In this work, we present a weakly supervised sentence extraction technique for identifying important sentences in scientific papers that are worthy of inclusion in the abstract. We propose a new attention based deep learning architecture that jointly learns to identify important content, as well as the cue phrases that are indicative of summary worthy sentences. We propose a new context embedding technique for determining the focus of a given paper using topic models and use it jointly with an LSTM based sequence encoder to learn attention weights across the sentence words. We use a collection of articles publicly available through ACL anthology for our experiments. Our system achieves a performance that is better, in terms of several ROUGE metrics, as compared to several state of art extractive techniques. It also generates more coherent summaries and preserves the overall structure of the document.

Content based Weighted Consensus Summarization

Multi-document summarization has received a great deal of attention in the past couple of decades.

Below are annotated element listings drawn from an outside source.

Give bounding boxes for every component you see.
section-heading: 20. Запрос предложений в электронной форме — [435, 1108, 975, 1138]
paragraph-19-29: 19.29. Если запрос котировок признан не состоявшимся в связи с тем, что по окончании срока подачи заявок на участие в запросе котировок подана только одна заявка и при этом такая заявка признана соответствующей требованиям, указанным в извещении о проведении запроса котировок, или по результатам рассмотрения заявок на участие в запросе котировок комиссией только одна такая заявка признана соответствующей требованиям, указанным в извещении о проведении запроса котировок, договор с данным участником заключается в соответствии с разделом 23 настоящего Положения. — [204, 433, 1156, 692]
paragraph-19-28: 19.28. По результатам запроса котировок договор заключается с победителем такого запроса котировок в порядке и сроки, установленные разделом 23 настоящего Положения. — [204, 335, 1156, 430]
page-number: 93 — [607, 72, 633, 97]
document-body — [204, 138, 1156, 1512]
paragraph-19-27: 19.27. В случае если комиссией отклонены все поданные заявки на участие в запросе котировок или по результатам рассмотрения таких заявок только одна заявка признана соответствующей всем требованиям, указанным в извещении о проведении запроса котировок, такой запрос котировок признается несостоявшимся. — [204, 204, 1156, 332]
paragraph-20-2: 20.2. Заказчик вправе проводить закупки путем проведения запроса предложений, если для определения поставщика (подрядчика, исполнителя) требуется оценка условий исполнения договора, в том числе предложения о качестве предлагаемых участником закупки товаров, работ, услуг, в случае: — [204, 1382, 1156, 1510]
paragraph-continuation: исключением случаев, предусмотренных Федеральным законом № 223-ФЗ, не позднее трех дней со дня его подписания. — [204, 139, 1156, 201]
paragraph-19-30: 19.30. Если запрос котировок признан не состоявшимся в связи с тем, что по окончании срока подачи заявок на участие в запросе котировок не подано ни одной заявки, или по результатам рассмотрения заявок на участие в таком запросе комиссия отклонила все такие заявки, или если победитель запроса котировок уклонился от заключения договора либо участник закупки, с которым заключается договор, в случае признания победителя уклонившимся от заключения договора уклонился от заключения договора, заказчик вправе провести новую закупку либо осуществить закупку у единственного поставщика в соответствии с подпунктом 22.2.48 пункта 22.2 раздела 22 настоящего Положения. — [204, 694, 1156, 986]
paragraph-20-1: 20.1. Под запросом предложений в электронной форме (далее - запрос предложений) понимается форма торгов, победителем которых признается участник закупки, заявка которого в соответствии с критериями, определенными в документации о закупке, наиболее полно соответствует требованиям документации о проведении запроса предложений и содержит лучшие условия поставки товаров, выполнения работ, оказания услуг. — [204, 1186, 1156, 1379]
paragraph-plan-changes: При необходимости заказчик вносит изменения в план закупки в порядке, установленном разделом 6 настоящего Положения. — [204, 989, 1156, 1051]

Several approaches have been proposed, many of which perform equally well and it is becoming in- creasingly difficult to choose one particular system over another. An ensemble of such systems that is able to leverage the strengths of each individual systems can build a better and more robust summary. Despite this, few attempts have been made in this direction. In this paper, we describe a category of ensemble systems which use consensus between the candidate systems to build a better meta-summary. We highlight two major shortcomings of such systems: the inability to take into account relative performance of individual systems and overlooking content of candidate summaries in favour of the sentence rankings. We propose an alternate method, content-based weighted consensus summarization, which address these concerns. We use pseudo-relevant summaries to estimate the performance of individual candidate systems, and then use this information to generate a better aggregate ranking. Experiments on DUC 2003 and DUC 2004 datasets show that the proposed system outperforms existing consensus-based techniques by a large margin.